Simulates the performance of shell & tube feedwater heaters where boiler feed is
heated by steam or condensate for power applications
Aspen FRAN performs the calculations to simulate or check-rate the performance of
one-, two-, and three-zone feedwater heaters. Aspen FRAN is a core element of
AspenTech’s aspenONE™ Process Engineering applications.

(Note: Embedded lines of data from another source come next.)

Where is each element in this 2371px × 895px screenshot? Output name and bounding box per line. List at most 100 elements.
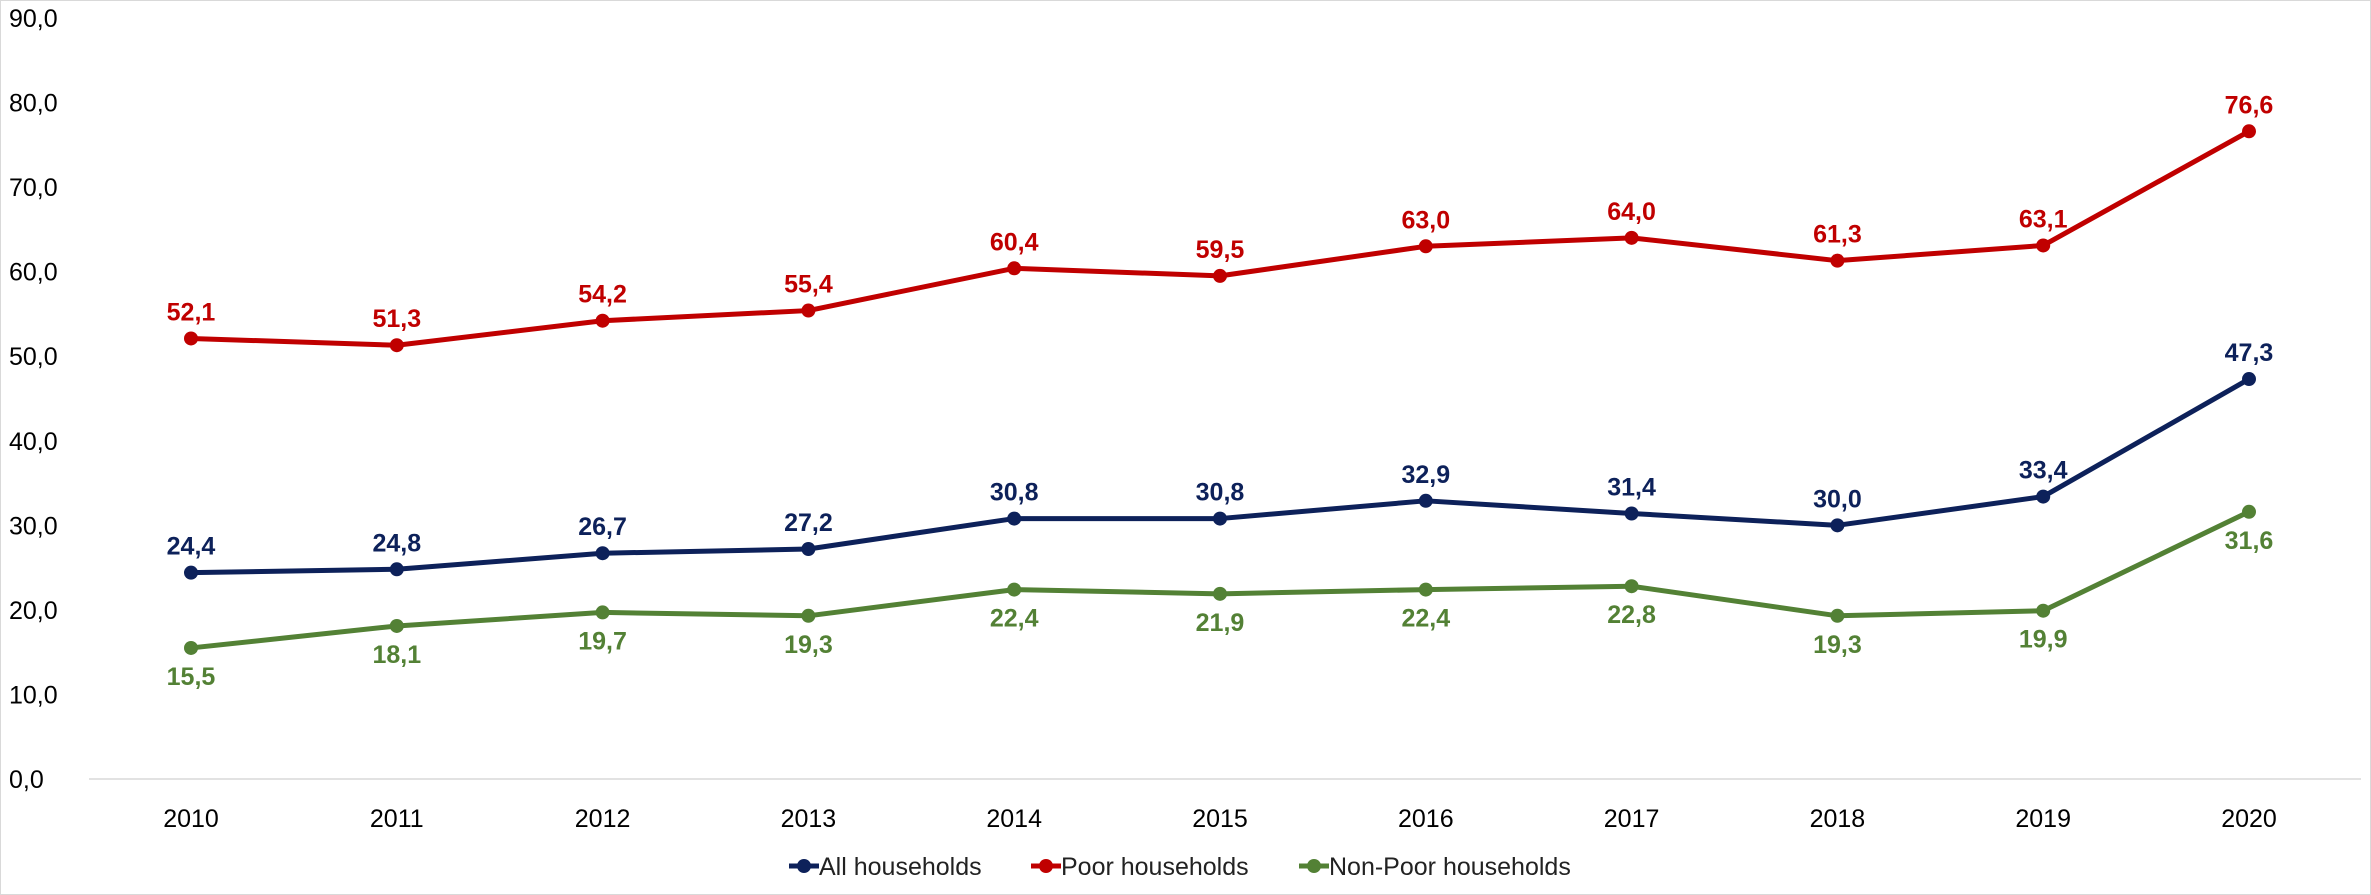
data-point[interactable]	[2242, 504, 2256, 519]
series-non-poor-households: 15,5 18,1 19,7 19,3 22,4 21,9 22,4 22,8 19,3 19,9…	[167, 504, 2274, 691]
data-label: 33,4	[2019, 457, 2068, 485]
y-tick-label: 0,0	[9, 766, 44, 794]
y-tick-label: 80,0	[9, 90, 58, 118]
data-label: 27,2	[784, 509, 833, 537]
data-point[interactable]	[801, 542, 816, 557]
y-tick-label: 90,0	[9, 5, 58, 33]
series-all-households: 24,4 24,8 26,7 27,2 30,8 30,8 32,9 31,4 30,0 33,4…	[167, 339, 2274, 580]
data-label: 52,1	[167, 298, 216, 326]
x-tick-label: 2012	[575, 805, 631, 833]
legend-item[interactable]: Non-Poor households	[1299, 853, 1571, 881]
y-tick-label: 20,0	[9, 597, 58, 625]
y-tick-label: 70,0	[9, 174, 58, 202]
data-label: 30,8	[990, 479, 1039, 507]
y-tick-label: 40,0	[9, 428, 58, 456]
series-poor-households: 52,1 51,3 54,2 55,4 60,4 59,5 63,0 64,0 61,3 63,1…	[167, 91, 2274, 353]
legend-label: All households	[819, 853, 982, 881]
x-tick-label: 2017	[1604, 805, 1660, 833]
data-point[interactable]	[801, 608, 816, 623]
data-label: 19,9	[2019, 626, 2068, 654]
data-point[interactable]	[1213, 268, 1227, 283]
legend-dot-marker	[1039, 859, 1053, 873]
data-point[interactable]	[1418, 239, 1433, 254]
data-label: 24,4	[167, 533, 216, 561]
data-label: 15,5	[167, 663, 216, 691]
data-point[interactable]	[1418, 582, 1433, 597]
x-tick-label: 2010	[163, 805, 219, 833]
data-label: 60,4	[990, 228, 1039, 256]
y-tick-label: 60,0	[9, 259, 58, 287]
data-point[interactable]	[1624, 579, 1639, 594]
legend-label: Poor households	[1061, 853, 1249, 881]
legend-dot-marker	[1307, 859, 1321, 873]
x-tick-label: 2016	[1398, 805, 1454, 833]
data-point[interactable]	[2036, 603, 2051, 618]
legend[interactable]: All households Poor households Non-Poor ho…	[789, 853, 1571, 881]
data-label: 64,0	[1607, 198, 1656, 226]
data-point[interactable]	[1624, 506, 1639, 521]
data-label: 30,0	[1813, 485, 1862, 513]
data-label: 59,5	[1196, 236, 1245, 264]
legend-label: Non-Poor households	[1329, 853, 1571, 881]
data-label: 19,3	[784, 631, 833, 659]
data-label: 26,7	[578, 513, 627, 541]
legend-dot-marker	[797, 859, 811, 873]
data-point[interactable]	[1007, 582, 1022, 597]
data-label: 63,0	[1401, 206, 1450, 234]
data-point[interactable]	[184, 565, 198, 580]
data-label: 22,4	[990, 605, 1039, 633]
x-tick-label: 2019	[2015, 805, 2071, 833]
data-point[interactable]	[595, 605, 610, 620]
data-point[interactable]	[2036, 238, 2051, 253]
legend-item[interactable]: All households	[789, 853, 982, 881]
data-point[interactable]	[2242, 372, 2256, 387]
data-point[interactable]	[1213, 586, 1227, 601]
data-label: 55,4	[784, 271, 833, 299]
data-point[interactable]	[1213, 511, 1227, 526]
x-tick-label: 2020	[2221, 805, 2277, 833]
data-label: 63,1	[2019, 205, 2068, 233]
legend-item[interactable]: Poor households	[1031, 853, 1249, 881]
data-point[interactable]	[2036, 489, 2051, 504]
data-point[interactable]	[389, 562, 404, 577]
data-label: 22,8	[1607, 601, 1656, 629]
data-point[interactable]	[389, 618, 404, 633]
data-label: 19,3	[1813, 631, 1862, 659]
data-label: 61,3	[1813, 221, 1862, 249]
data-point[interactable]	[1007, 511, 1022, 526]
y-tick-label: 50,0	[9, 343, 58, 371]
data-point[interactable]	[1830, 518, 1845, 533]
data-label: 31,6	[2225, 527, 2274, 555]
x-tick-label: 2018	[1810, 805, 1866, 833]
data-label: 18,1	[372, 641, 421, 669]
data-point[interactable]	[1830, 253, 1845, 268]
x-tick-label: 2015	[1192, 805, 1248, 833]
data-label: 76,6	[2225, 91, 2274, 119]
x-tick-label: 2013	[781, 805, 837, 833]
data-point[interactable]	[184, 331, 198, 346]
data-point[interactable]	[1830, 608, 1845, 623]
data-point[interactable]	[184, 640, 198, 655]
data-point[interactable]	[1418, 493, 1433, 508]
data-label: 31,4	[1607, 473, 1656, 501]
series-layer: 24,4 24,8 26,7 27,2 30,8 30,8 32,9 31,4 30,0 33,4…	[167, 91, 2274, 691]
data-label: 54,2	[578, 281, 627, 309]
data-label: 24,8	[372, 529, 421, 557]
y-tick-label: 10,0	[9, 681, 58, 709]
data-point[interactable]	[2242, 124, 2256, 139]
data-point[interactable]	[1624, 230, 1639, 245]
x-axis: 2010 2011 2012 2013 2014 2015 2016 2017 2018 2019…	[163, 805, 2277, 833]
data-label: 47,3	[2225, 339, 2274, 367]
data-point[interactable]	[801, 303, 816, 318]
data-point[interactable]	[1007, 261, 1022, 276]
data-point[interactable]	[595, 546, 610, 561]
y-axis: 0,0 10,0 20,0 30,0 40,0 50,0 60,0 70,0 80,0 90,0	[9, 5, 58, 794]
data-point[interactable]	[389, 338, 404, 353]
data-label: 22,4	[1401, 605, 1450, 633]
data-point[interactable]	[595, 313, 610, 328]
x-tick-label: 2011	[370, 805, 424, 833]
data-label: 51,3	[372, 305, 421, 333]
y-tick-label: 30,0	[9, 512, 58, 540]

Research-Based Correlations: Models and correlations are based on more
than 35 years of Aspen HTFS proprietary research, providing the user with assurance
of reliable designs.
Simulation: Aspen FRAN can be used to determine the heat transfer rate for
cases where the heater geometry, steam inlet conditions, and the feedwater mass
flow rates are given.
Checking (Rating): Aspen FRAN will calculate the required surface area for
each zone when the condensing section operating pressure, the heat transfer rate for
each zone, and the drains and feedwater outlet temperatures are provided.
Flow-Induced Vibration Checks: Rigorous HTFS research-validated checks
are used to identify vibration problems.
o One-, two- and three-zone heaters of the shell & tube type
o Horizontal or vertical orientation
o One or two tube passes
o Triangular, rotated triangular, square, and rotated square tube layouts
o Plain tube type
o Rear head can be either U-tube or channel
o Single- or double-segmental plate type baffles
o Heat transfer and pressure drop correlation details can be supplied for
special baffle types
Desuperheat and Drain-Cooling Zones:
o Counter-current or split flow desuperheating section
o Drain cooling section, either full-pass or split-pass type
Improved Design: Aspen FRAN is a comprehensive, easy-to-use tool for the
design of feedwater heaters. It enables the more efficient design of new heaters and
cost-effective revamp studies. It can also augment or replace in-house tools that are
difficult to use and expensive to maintain and update.
Improved Process Operations: Aspen FRAN provides the benchmark to
assess the effects of operational changes for load optimization and fouling.
Increased Engineering Efficiency: The complex interaction of the
desuperheating, condensing, and sub-cooling zones with the high-pressure feedwater
on the tube-side is modeled with rigor in a user-friendly tool.